SAMARA GOVERNOR BACKS PRESIDENTIAL RIGHT TO SACK ELECTED EXECUTIVES.
Publication: Monitor Volume: 3 Issue: 117
President Yeltsin would be on shaky legal ground in sacking Nazdratenko. However, ever since last year, when governors were popularly elected in all of Russia’s regions, it has been an open secret that the presidential administration was unhappy with suggestions that Yeltsin had lost his power to dismiss governors just because he had relinquished his power to appoint them. Sacking Nazdratenko would therefore allow Yeltsin to show other regional leaders that the federal center remains a force to be reckoned with. Surprisingly, not all of Nazdratenko’s fellow-governors are on his side. Konstantin Titov, governor of Samara oblast, told NTV on June 10 that, in his view, Yeltsin probably has the legal authority to dismiss even elected governors. In the present state of Russian legislation, Titov said, there is no law setting out the president’s powers vis-a-vis regional leaders. Under such circumstances, he argued, Yeltsin could issue a presidential edict saying that he could dismiss an elected governor, and then go ahead and do it.
Titov said it is up to parliament to draft and adopt the appropriate legislation which would then supersede any presidential edict on the matter. In the meantime, in Titov’s view, the president remains the ultimate guarantor of citizens’ liberties and it is reasonable that he should act on behalf of the residents of Primorsky krai. As for the appointment of Viktor Kondratov, head of the krai’s Federal Security Service (FSB), as the president’s regional representative, Titov thought FSB generals were as appointable as anyone else — though he did add that he does not expect Kondratov to continue to hold both posts.

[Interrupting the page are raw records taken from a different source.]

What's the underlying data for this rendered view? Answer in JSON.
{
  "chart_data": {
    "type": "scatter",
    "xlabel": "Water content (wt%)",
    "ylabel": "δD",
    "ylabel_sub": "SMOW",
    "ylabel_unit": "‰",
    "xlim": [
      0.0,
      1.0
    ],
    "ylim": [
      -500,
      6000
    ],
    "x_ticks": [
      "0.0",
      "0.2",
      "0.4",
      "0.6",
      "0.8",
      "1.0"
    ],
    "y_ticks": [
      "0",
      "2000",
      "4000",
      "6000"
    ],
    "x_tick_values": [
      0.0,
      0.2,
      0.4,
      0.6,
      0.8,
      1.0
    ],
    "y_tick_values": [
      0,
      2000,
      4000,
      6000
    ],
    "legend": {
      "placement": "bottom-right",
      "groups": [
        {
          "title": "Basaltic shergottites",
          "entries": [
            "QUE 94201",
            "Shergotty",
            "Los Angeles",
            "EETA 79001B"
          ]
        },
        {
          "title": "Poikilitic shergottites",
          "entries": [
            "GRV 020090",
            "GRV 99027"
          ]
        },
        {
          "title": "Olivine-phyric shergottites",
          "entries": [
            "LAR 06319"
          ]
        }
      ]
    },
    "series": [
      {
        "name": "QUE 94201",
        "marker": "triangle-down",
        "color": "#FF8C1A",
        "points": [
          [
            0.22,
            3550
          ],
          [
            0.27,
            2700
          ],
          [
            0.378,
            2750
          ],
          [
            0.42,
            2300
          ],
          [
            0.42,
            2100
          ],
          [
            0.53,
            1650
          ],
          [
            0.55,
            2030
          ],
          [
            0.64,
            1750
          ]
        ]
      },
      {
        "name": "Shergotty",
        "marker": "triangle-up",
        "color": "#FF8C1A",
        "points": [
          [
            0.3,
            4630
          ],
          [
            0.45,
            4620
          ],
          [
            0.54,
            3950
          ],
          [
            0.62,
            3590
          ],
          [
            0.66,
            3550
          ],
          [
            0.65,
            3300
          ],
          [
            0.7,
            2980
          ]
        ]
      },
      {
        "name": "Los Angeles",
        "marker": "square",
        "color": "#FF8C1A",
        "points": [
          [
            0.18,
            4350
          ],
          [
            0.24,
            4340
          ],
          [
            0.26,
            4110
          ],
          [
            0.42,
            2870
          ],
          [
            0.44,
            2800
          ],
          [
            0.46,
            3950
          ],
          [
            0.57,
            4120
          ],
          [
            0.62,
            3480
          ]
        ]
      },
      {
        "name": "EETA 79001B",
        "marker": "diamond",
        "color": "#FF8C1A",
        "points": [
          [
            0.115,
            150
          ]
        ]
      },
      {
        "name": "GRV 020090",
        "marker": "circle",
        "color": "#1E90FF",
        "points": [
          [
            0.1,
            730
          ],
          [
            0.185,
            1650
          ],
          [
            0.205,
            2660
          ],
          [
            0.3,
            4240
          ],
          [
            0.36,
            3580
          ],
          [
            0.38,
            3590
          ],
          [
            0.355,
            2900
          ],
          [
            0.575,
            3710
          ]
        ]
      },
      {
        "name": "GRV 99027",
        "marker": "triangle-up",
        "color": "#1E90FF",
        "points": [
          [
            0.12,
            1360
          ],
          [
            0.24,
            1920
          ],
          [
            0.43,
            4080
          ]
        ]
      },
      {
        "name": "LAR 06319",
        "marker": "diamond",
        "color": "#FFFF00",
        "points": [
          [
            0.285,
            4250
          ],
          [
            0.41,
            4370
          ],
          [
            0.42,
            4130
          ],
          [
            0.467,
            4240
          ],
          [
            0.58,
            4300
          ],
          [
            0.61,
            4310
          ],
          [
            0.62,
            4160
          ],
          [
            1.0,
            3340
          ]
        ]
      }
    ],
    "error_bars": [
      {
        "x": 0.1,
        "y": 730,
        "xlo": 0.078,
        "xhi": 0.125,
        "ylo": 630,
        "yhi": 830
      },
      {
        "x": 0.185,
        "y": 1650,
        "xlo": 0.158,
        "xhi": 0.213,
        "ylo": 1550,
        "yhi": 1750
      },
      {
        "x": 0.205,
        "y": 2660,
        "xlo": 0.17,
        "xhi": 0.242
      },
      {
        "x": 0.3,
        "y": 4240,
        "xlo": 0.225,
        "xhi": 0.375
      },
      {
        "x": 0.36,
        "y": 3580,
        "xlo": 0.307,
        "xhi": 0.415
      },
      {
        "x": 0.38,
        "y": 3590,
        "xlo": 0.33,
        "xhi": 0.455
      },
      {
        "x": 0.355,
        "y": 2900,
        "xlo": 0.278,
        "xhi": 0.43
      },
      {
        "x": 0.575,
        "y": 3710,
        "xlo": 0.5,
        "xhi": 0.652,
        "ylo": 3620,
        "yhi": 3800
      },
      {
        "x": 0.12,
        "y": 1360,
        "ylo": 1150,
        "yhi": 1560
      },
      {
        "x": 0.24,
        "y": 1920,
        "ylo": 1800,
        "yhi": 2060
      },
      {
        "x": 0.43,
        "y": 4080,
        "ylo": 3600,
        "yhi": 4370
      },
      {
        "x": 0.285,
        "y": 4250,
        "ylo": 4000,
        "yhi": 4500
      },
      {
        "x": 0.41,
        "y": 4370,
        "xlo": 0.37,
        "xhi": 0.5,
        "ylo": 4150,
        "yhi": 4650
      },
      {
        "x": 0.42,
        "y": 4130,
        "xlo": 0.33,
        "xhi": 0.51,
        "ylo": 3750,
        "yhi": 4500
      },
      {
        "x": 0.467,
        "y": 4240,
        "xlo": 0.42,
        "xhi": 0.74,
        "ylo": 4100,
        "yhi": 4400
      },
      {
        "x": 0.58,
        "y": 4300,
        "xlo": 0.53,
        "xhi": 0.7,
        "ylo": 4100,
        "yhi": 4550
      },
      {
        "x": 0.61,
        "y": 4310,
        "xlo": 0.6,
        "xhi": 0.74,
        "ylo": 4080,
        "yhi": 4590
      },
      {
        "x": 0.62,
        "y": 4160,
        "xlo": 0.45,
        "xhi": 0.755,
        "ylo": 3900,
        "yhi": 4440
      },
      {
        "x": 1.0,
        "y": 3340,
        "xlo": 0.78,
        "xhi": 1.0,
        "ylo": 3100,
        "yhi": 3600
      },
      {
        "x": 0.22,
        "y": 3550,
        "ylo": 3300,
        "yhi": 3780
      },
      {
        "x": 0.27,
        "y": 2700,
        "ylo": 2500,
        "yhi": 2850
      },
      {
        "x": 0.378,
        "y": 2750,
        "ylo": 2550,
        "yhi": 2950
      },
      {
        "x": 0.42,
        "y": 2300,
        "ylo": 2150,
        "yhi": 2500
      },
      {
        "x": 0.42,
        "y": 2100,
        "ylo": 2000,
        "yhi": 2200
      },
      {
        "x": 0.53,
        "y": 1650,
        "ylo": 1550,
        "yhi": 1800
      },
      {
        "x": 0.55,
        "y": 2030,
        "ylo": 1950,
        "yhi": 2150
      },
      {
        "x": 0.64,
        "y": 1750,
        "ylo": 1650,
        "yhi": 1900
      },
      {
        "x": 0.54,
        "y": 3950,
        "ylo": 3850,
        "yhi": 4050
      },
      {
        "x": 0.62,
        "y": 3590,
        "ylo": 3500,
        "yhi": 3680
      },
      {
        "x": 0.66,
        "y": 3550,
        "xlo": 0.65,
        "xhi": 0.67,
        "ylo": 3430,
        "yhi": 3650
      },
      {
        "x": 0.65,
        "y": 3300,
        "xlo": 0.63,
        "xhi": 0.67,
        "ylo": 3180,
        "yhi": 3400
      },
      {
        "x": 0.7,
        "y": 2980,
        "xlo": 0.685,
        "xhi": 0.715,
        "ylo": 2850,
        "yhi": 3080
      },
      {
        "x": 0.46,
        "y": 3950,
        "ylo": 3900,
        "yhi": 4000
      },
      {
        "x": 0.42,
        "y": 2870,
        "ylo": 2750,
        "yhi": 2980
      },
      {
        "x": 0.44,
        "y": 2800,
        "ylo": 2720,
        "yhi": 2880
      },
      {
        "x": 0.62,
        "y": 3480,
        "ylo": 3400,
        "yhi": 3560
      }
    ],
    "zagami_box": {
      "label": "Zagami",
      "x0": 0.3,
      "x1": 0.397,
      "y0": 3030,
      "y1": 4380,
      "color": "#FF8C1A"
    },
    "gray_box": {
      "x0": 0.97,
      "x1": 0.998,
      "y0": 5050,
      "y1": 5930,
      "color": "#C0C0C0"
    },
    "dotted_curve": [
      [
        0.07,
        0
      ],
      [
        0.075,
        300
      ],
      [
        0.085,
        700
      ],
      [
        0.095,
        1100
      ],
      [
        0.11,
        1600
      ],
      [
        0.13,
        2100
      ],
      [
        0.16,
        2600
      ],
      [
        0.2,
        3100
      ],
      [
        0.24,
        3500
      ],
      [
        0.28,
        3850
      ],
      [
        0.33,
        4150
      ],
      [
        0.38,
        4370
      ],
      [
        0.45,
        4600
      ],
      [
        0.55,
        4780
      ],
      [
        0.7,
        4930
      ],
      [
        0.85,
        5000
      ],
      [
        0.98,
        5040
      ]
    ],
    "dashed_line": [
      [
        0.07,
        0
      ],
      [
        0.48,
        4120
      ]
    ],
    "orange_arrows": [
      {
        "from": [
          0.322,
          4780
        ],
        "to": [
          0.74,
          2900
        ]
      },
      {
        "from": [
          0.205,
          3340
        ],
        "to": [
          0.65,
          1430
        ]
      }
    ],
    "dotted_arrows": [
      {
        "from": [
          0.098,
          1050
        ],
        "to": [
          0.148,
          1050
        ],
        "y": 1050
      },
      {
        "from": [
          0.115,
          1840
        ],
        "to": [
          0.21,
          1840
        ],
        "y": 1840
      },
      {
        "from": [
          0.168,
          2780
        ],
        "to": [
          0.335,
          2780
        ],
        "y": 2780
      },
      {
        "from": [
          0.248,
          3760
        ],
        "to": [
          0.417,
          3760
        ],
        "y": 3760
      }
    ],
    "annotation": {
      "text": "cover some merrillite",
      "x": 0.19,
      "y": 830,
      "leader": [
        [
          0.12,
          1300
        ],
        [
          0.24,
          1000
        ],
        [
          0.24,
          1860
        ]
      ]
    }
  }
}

Titov’s pro-presidential stance puts him at odds with at least one other strong-minded regional governor, Eduard Rossel of Sverdlovsk oblast. Like defeated presidential contender Aleksandr Lebed, Rossel has come out strongly for Nazdratenko. It might be thought that all elected governors would have an overriding interest in confirming their political independence from Moscow. Titov, however, is already an influential regional baron. With a population of three million, Samara is one of Russia’s largest and most successful regions. It has substantial export revenues from Lada cars and petrochemicals and is one of a handful of net contributors to, rather than recipients of, the federal budget. As deputy leader of the pro-government "Russia is Our Home," Titov already has power at court. During the government reshuffle last March, he declined the offer of a deputy premiership — evidently feeling his present status is more powerful (and less vulnerable). Titov may also, as a senior figure in the upper house of the federal parliament, be confident that proper legislation can be passed in good time to formalize his and other governors’ powers, before any likely challenge to his own position.